Mückenplage und Totschlag

■ Ein nordischer Krimiabend im St. Pauli-Clubheim

Im Norden ist gut Morden. Diesem Motto folgt seit geraumer Zeit der Münsteraner Pettersson-Verlag, der den schleppenden Absatz seiner literarischen Produkte aus Nordeuropa durch den Ausbau des Marktsegments „Krimi“zu mildern sucht. Mückenplage und Totschlag also, Saunagänge und Fahndungspannen, Verbrechen oberhalb des Polarkreises. Unter Beihilfe der ambitionierten Krimi-Buchhandlung Heiner K. stehen heute im St.Pauli-Clubheim drei Repräsentanten dieser Gattung, jeweils mit einem frischen Buch unter dem Arm, leibhaftig für uns bereit.

Allen voran eilt der finnische Autor Markku Ropponen, der in seinem Krimi-Debut Ein Mann verschwindet im Regen den töffeligen Polizisten Vesa Kunti durch eine trostlose Wohnsiedlung stolpern läßt. Gefunden wurde eine übel zugerichtete Frauenleiche, gesucht wird der dazugehörige Mörder, was nie einfach ist, wenn das Täterprofil auf jeden zweiten Mann zu passen scheint. Ropponens Markenzeichen: eine gewisse beiläufige Grausamkeit, eine Portion Sozialkritik, getränkt mit sprödem finnischem Humor.

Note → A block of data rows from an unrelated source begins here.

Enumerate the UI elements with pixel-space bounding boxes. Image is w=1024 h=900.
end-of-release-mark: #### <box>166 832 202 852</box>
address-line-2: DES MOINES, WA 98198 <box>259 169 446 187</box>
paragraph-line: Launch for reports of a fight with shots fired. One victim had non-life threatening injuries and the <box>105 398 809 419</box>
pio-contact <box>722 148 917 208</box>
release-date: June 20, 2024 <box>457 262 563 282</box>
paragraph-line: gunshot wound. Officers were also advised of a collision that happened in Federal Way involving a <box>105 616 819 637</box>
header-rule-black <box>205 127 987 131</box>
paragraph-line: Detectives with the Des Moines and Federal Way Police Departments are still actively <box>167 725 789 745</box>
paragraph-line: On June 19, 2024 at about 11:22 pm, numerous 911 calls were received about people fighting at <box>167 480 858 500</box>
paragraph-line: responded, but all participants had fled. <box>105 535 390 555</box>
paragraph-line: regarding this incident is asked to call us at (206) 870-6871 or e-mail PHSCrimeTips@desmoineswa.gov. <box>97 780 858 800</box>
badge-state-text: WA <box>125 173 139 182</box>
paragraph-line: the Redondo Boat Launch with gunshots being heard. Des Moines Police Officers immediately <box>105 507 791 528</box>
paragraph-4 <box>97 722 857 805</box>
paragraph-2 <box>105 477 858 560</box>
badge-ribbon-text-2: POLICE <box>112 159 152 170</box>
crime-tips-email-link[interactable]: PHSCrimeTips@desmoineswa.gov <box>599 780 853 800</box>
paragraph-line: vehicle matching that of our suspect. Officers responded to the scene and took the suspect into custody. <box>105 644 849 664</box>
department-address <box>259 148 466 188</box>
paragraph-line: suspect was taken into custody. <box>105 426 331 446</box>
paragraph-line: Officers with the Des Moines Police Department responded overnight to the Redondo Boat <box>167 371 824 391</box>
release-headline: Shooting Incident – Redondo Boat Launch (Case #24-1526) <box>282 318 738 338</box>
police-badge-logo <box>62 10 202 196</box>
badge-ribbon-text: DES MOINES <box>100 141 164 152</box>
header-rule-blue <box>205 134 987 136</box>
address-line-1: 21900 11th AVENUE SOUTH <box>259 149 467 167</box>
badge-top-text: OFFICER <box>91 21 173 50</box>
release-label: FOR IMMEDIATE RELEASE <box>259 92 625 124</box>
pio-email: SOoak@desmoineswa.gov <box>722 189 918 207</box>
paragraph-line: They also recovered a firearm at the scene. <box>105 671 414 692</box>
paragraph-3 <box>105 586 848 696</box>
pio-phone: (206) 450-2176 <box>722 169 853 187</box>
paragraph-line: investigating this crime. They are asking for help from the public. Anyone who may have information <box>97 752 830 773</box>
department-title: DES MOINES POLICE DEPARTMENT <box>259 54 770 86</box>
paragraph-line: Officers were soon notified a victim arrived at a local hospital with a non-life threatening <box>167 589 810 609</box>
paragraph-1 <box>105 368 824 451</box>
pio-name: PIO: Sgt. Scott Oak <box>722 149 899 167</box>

Die norwegische Autorin Pernille Rygg, die nebenher Kulissen für das Fernsehen pinselt und sich in Mußestunden der Chaostheorie widmet, macht es ihrer Heldin namens Igi Heitmann gleichfalls nicht leicht. Wie die Autorin selbst mit dem Beruf der Psychologin ausgestattet, ist sie nicht nur mit einem Lebenspartner geschlagen, der sich aufgrund einer gewissen Identitätskonfusion in Transvestitenbars herumtreibt, sie muß auch noch mit dem plötzlichen Tod ihres Vaters fertig werden, der eben noch ein erfolgloser Privatdetektiv war. Der Schmetterlingsschmuck führt sie und uns somit in das Dickicht der Familiengeheimnisse, wo bekanntlich immer eine Leiche zwischenlagert.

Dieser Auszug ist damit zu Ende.